My mother gave me that very wise bit of advice years ago: “You can have it all – just not all at once.”
I’ve been battling so much lately with our “next steps”. I have been so inspired and challenged to make my life count. To do the things that no one else will do. To take the path less travelled. To work with the unloved and marginalized of our society. To live a life counter to the “middle class dream”. I love living in the city in an urban neighbourhood. I love diversity, both in race, language and socioeconomics. I love people completely different from me. I am tired of being one or two steps removed from the needs. Tired of being the one that writes the cheque. I want my stability and security to be in Christ alone. I want a non-traditional, counter-cultural life. I want to travel.
But.
I also want my kids to have safety and security. I want a spare room. I want a play area. I want our kids to have a yard. I want that icon of stability – a deep freeze. I want my kids to go to school with their cousins or at the very least, to church together. I want that when they run away from us that they try to ride their bike to Auntie’s house because “at least there, they love me!” I want a good school with a french immersion program. I want a safe playground that doesn’t have needles or condoms littered around. I want a garden. I want to stay home with my kids. I want to be the mum on the block that is at hot dog day and helps with Brownies. I want everything that I had as a kid for my kids. I want to find Jesus in the suburbs. I want to be able to live missionally no matter where I am.
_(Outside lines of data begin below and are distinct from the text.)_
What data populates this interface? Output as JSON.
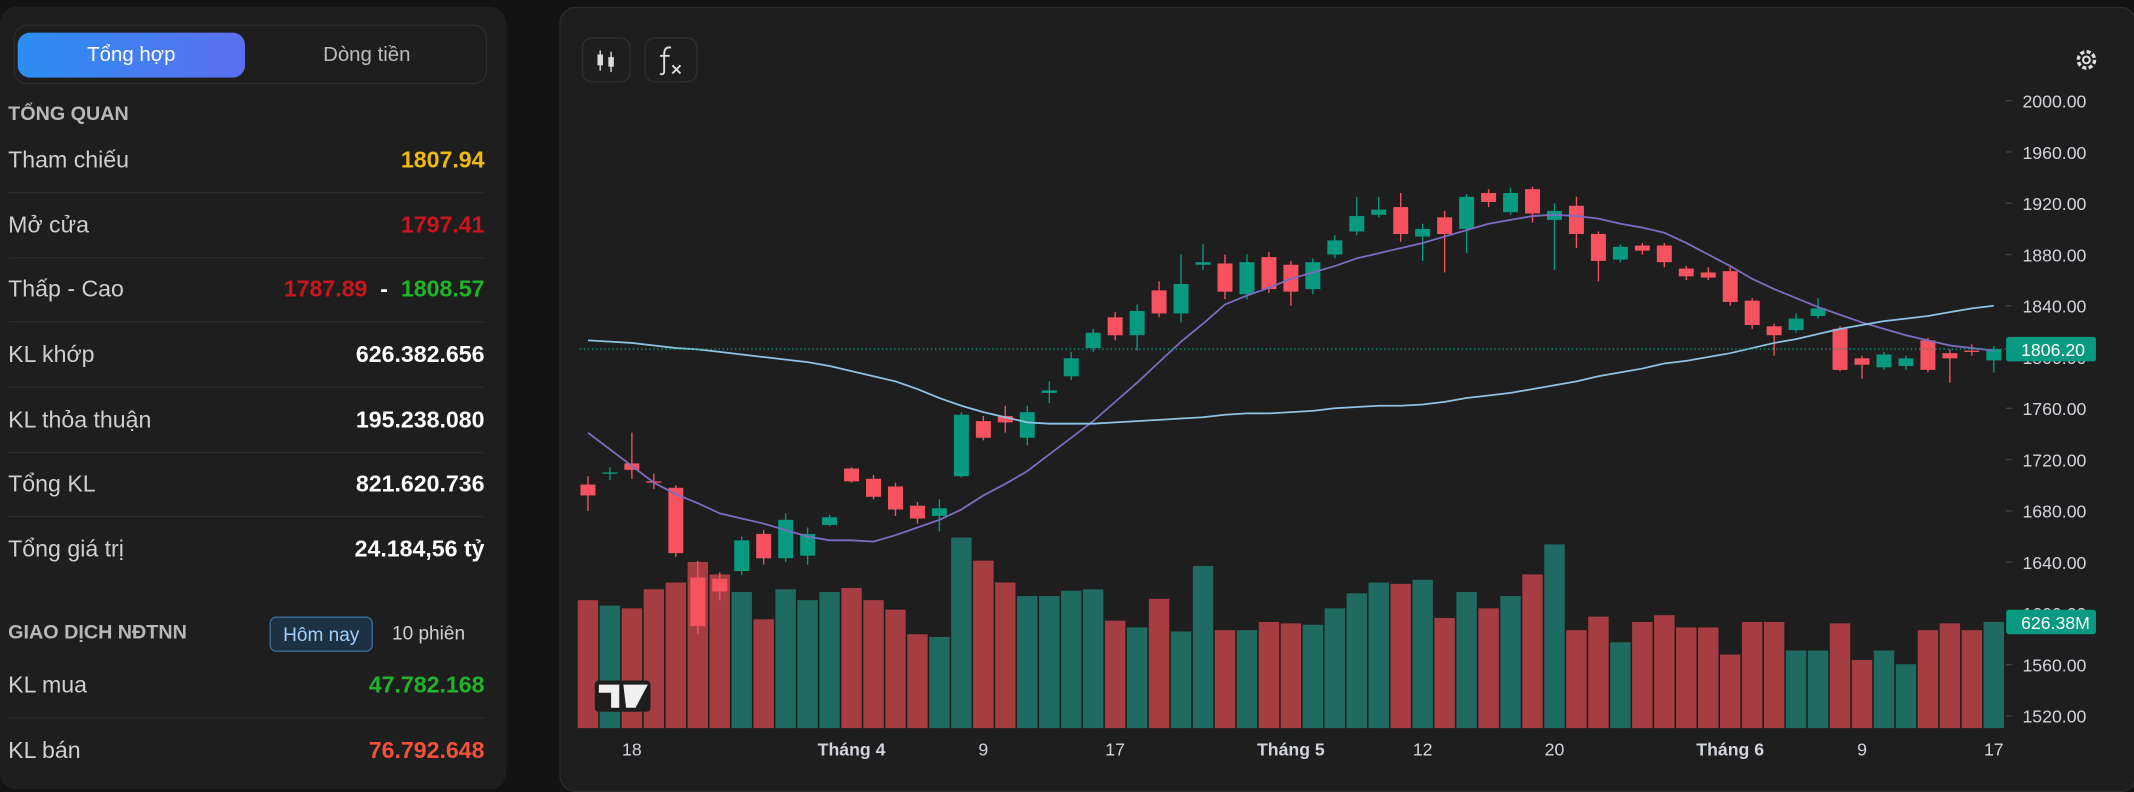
{
  "tabs": [
    "Tổng hợp",
    "Dòng tiền"
  ],
  "overview": {
    "title": "TỔNG QUAN",
    "rows": [
      {
        "label": "Tham chiếu",
        "value": "1807.94"
      },
      {
        "label": "Mở cửa",
        "value": "1797.41"
      },
      {
        "label": "Thấp - Cao",
        "low": "1787.89",
        "separator": "-",
        "high": "1808.57"
      },
      {
        "label": "KL khớp",
        "value": "626.382.656"
      },
      {
        "label": "KL thỏa thuận",
        "value": "195.238.080"
      },
      {
        "label": "Tổng KL",
        "value": "821.620.736"
      },
      {
        "label": "Tổng giá trị",
        "value": "24.184,56 tỷ"
      }
    ]
  },
  "foreign": {
    "title": "GIAO DỊCH NĐTNN",
    "buttons": [
      "Hôm nay",
      "10 phiên"
    ],
    "rows": [
      {
        "label": "KL mua",
        "value": "47.782.168"
      },
      {
        "label": "KL bán",
        "value": "76.792.648"
      }
    ]
  },
  "chart_data": {
    "type": "candlestick",
    "categories": [
      null,
      null,
      "18",
      null,
      null,
      null,
      null,
      null,
      null,
      null,
      null,
      null,
      "Tháng 4",
      null,
      null,
      null,
      null,
      null,
      "9",
      null,
      null,
      null,
      null,
      null,
      "17",
      null,
      null,
      null,
      null,
      null,
      null,
      null,
      "Tháng 5",
      null,
      null,
      null,
      null,
      null,
      "12",
      null,
      null,
      null,
      null,
      null,
      "20",
      null,
      null,
      null,
      null,
      null,
      null,
      null,
      "Tháng 6",
      null,
      null,
      null,
      null,
      null,
      "9",
      null,
      null,
      null,
      null,
      null,
      "17"
    ],
    "open": [
      1700.5,
      1709,
      1717,
      1703,
      1698,
      1628,
      1627,
      1633,
      1662,
      1643,
      1645,
      1669,
      1713,
      1705,
      1699,
      1684,
      1676,
      1707,
      1750,
      1754,
      1737,
      1772,
      1785,
      1807,
      1831,
      1817,
      1852,
      1834,
      1872,
      1873,
      1849,
      1878,
      1872,
      1853,
      1880,
      1898,
      1911,
      1917,
      1894,
      1909,
      1900,
      1928,
      1913,
      1931,
      1907,
      1918,
      1896,
      1876,
      1887,
      1887,
      1869,
      1866,
      1867,
      1844,
      1824,
      1821,
      1832,
      1822,
      1799,
      1792,
      1793,
      1813,
      1803,
      1805,
      1797.41
    ],
    "high": [
      1707,
      1714,
      1741,
      1709,
      1700,
      1641,
      1632,
      1660,
      1665,
      1678,
      1667,
      1677,
      1714,
      1708,
      1702,
      1687,
      1689,
      1757,
      1754,
      1762,
      1762,
      1781,
      1804,
      1822,
      1835,
      1841,
      1859,
      1880,
      1888,
      1880,
      1880,
      1882,
      1875,
      1877,
      1895,
      1925,
      1925,
      1928,
      1904,
      1914,
      1927,
      1931,
      1932,
      1933,
      1920,
      1925,
      1898,
      1888,
      1889,
      1889,
      1871,
      1870,
      1870,
      1846,
      1826,
      1834,
      1846,
      1824,
      1801,
      1804,
      1801,
      1815,
      1806,
      1810,
      1808.57
    ],
    "low": [
      1680,
      1704,
      1705,
      1697,
      1644,
      1584,
      1610,
      1630,
      1638,
      1640,
      1638,
      1668,
      1702,
      1689,
      1676,
      1670,
      1664,
      1706,
      1735,
      1741,
      1731,
      1764,
      1782,
      1804,
      1813,
      1805,
      1831,
      1827,
      1868,
      1845,
      1845,
      1850,
      1840,
      1849,
      1877,
      1895,
      1909,
      1890,
      1875,
      1866,
      1881,
      1917,
      1911,
      1905,
      1868,
      1885,
      1859,
      1874,
      1880,
      1870,
      1860,
      1860,
      1840,
      1822,
      1801,
      1819,
      1830,
      1789,
      1783,
      1790,
      1790,
      1788,
      1780,
      1801,
      1787.89
    ],
    "close": [
      1692,
      1710,
      1712,
      1702,
      1647,
      1590,
      1617,
      1657,
      1643,
      1673,
      1662,
      1675,
      1703,
      1691,
      1681,
      1674,
      1682,
      1755,
      1737,
      1749,
      1757,
      1774,
      1799,
      1819,
      1817,
      1836,
      1834,
      1857,
      1874,
      1851,
      1874,
      1853,
      1851,
      1874,
      1891,
      1910,
      1915,
      1896,
      1900,
      1896,
      1925,
      1921,
      1928,
      1912,
      1914,
      1896,
      1875,
      1886,
      1883,
      1874,
      1863,
      1862,
      1843,
      1825,
      1817,
      1830,
      1838,
      1790,
      1794,
      1802,
      1799,
      1790,
      1799,
      1804,
      1806.2
    ],
    "volume": [
      755,
      723,
      707,
      819,
      859,
      980,
      907,
      803,
      642,
      819,
      755,
      803,
      827,
      755,
      699,
      554,
      538,
      1124,
      988,
      859,
      779,
      779,
      811,
      819,
      634,
      594,
      763,
      570,
      956,
      578,
      578,
      626,
      618,
      610,
      707,
      795,
      859,
      851,
      875,
      650,
      803,
      707,
      779,
      907,
      1084,
      578,
      658,
      506,
      626,
      666,
      594,
      594,
      434,
      626,
      626,
      458,
      458,
      618,
      402,
      458,
      377,
      578,
      618,
      578,
      626.38
    ],
    "ma_lines": [
      {
        "color": "#7e6bc4",
        "values": [
          1741,
          1728,
          1715,
          1702,
          1693,
          1686,
          1678,
          1674,
          1670,
          1665,
          1660,
          1657,
          1657,
          1656,
          1661,
          1667,
          1673,
          1681,
          1692,
          1701,
          1711,
          1724,
          1737,
          1750,
          1765,
          1780,
          1796,
          1812,
          1826,
          1841,
          1848,
          1854,
          1861,
          1866,
          1871,
          1877,
          1881,
          1885,
          1889,
          1894,
          1899,
          1904,
          1907,
          1910,
          1911,
          1910,
          1908,
          1904,
          1901,
          1897,
          1889,
          1880,
          1871,
          1861,
          1853,
          1846,
          1839,
          1833,
          1827,
          1822,
          1817,
          1813,
          1809,
          1807,
          1805
        ]
      },
      {
        "color": "#8fc3e6",
        "values": [
          1813,
          1812,
          1811,
          1809,
          1807,
          1806,
          1804,
          1802,
          1800,
          1798,
          1796,
          1793,
          1789,
          1785,
          1781,
          1775,
          1768,
          1762,
          1757,
          1753,
          1749,
          1748,
          1748,
          1748,
          1749,
          1750,
          1751,
          1752,
          1753,
          1755,
          1756,
          1756,
          1757,
          1758,
          1760,
          1761,
          1762,
          1762,
          1763,
          1765,
          1768,
          1770,
          1772,
          1775,
          1778,
          1781,
          1785,
          1788,
          1791,
          1795,
          1797,
          1800,
          1803,
          1807,
          1811,
          1814,
          1818,
          1822,
          1825,
          1828,
          1830,
          1832,
          1835,
          1838,
          1840
        ]
      }
    ],
    "up_color": "#089981",
    "down_color": "#f7525f",
    "volume_up_color": "#1f6b61",
    "volume_down_color": "#a63d43",
    "ylim": [
      1520,
      2000
    ],
    "yticks": [
      {
        "value": 2000,
        "label": "2000.00"
      },
      {
        "value": 1960,
        "label": "1960.00"
      },
      {
        "value": 1920,
        "label": "1920.00"
      },
      {
        "value": 1880,
        "label": "1880.00"
      },
      {
        "value": 1840,
        "label": "1840.00"
      },
      {
        "value": 1800,
        "label": "1800.00"
      },
      {
        "value": 1760,
        "label": "1760.00"
      },
      {
        "value": 1720,
        "label": "1720.00"
      },
      {
        "value": 1680,
        "label": "1680.00"
      },
      {
        "value": 1640,
        "label": "1640.00"
      },
      {
        "value": 1600,
        "label": "1600.00"
      },
      {
        "value": 1560,
        "label": "1560.00"
      },
      {
        "value": 1520,
        "label": "1520.00"
      }
    ],
    "last_price_label": "1806.20",
    "last_volume_label": "626.38M"
  }
}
So these things have been brewing for years as Brian nears finishing school. Here we are, almost at the end of this season. And I’ve been so conflicted about our next step. If it was just me and Bri, it’d be easy for me to be a crazy radical. But now with our two kids, I crave another kind of life.
I figure, based on my grandparents, I’ll live to about 80 if not longer. So that means I have another 50 years. I know that we all have been told “carpe diem” and “live every day like it’s your last” but I wonder if that’s Godly. I wonder if I am just starting to recognise the start of a new season in my life. My season as a young mum, first and foremost. If I have 50 years ahead of me still, but only a few years of that are with small children, I think I’d rather make them the priority. I think I’d rather have these precious few years with them and then be a crazy radical.
I am trying to recognise that the values matter, no matter where you are. Sometimes those are lived out in a different context.
It’s hard because we both grew up in churches and traditions that really valued the hero. So it’s hard not to be drawn to the heroic. But it’s very important that we are obedient first.
Can you be a radical with a deep freeze?